For ages, man has hammered against rock to obtain precious materials from the earth's surface. This can coal, ore, diamonds and other minerals but during that time, metal detectors were both crude and primitive. It is only by hitting the ground and listening to the sound that will determine if there was something underneath.
It was not until the 1930's that engineers were able to develop a system that works based on the radio frequency. This was better than using the hammer in the past but the device was quite heavy with a heavy battery pack carried on the person's back.
Further improvement with this machine happened during the second world war. Soldiers used this to clear an area of landmines so that troops can move forward. The metal detector became useful again when incidents of hijacking occurred in the 1970's, which prompted airports and other vital installations to come up with a way to deter such a threat.

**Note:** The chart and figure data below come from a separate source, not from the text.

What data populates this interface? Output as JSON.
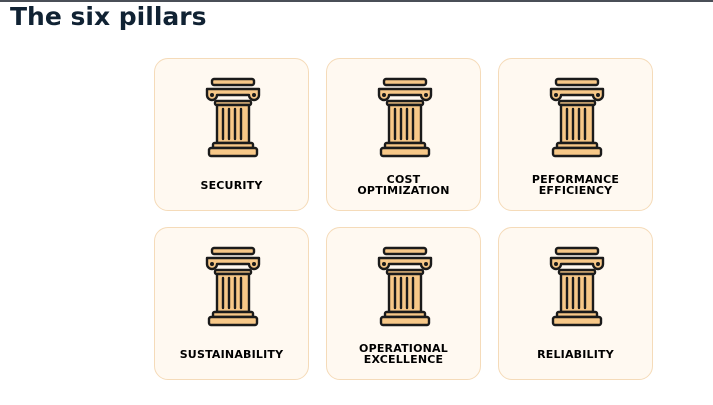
{
  "page": {
    "title": "The six pillars"
  },
  "colors": {
    "card_background": "#fff9f1",
    "card_border": "#f5dbb9",
    "pillar_fill": "#f7c888",
    "pillar_outline": "#1b1b1b",
    "title_text": "#102233"
  },
  "pillars": [
    {
      "label": "SECURITY",
      "icon": "pillar-icon"
    },
    {
      "label": "COST\nOPTIMIZATION",
      "icon": "pillar-icon"
    },
    {
      "label": "PEFORMANCE\nEFFICIENCY",
      "icon": "pillar-icon"
    },
    {
      "label": "SUSTAINABILITY",
      "icon": "pillar-icon"
    },
    {
      "label": "OPERATIONAL\nEXCELLENCE",
      "icon": "pillar-icon"
    },
    {
      "label": "RELIABILITY",
      "icon": "pillar-icon"
    }
  ]
}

Today, the security metal detector comes in all shapes and sizes. Security personnel can use a stationary machine where the person has to walk through to check for knives, bombs and concealed weapons. In places that this is not applicable, the hand held version can be used.
Users of the security metal detectors can increase the sensitivity of the machine. This means the alarm will even sound if the individual has a set of keys, a mobile phone or some coins in the pocket.

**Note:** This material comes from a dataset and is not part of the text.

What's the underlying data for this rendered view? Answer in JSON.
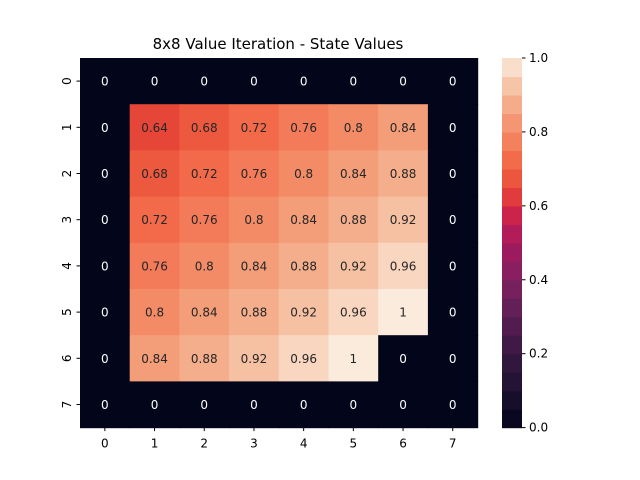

The person will just have to bring it out to show the one manning the gate before going any further.
But the metal detector is not only used for security. Hobbyists and archeologists also use this to either find buried treasure or artifacts. There are also different models available and the high tech versions can determine the size, weight and description of the object even before this has been excavated.
The difference in terms with those used by security and hobbyists is that those assigned at a certain posts do not need to use headphones. When something is detected, the people there will will immediately go request the person to empty the pockets and walk through the machine again to make sure there are no problems.
Should the alarm still sound, there could still be something on the person or there is a problem with the machine.
Metal detectors have evolved from simply searching for minerals to applications for military and civil use and this will continue until a better machine comes along to replace the old system.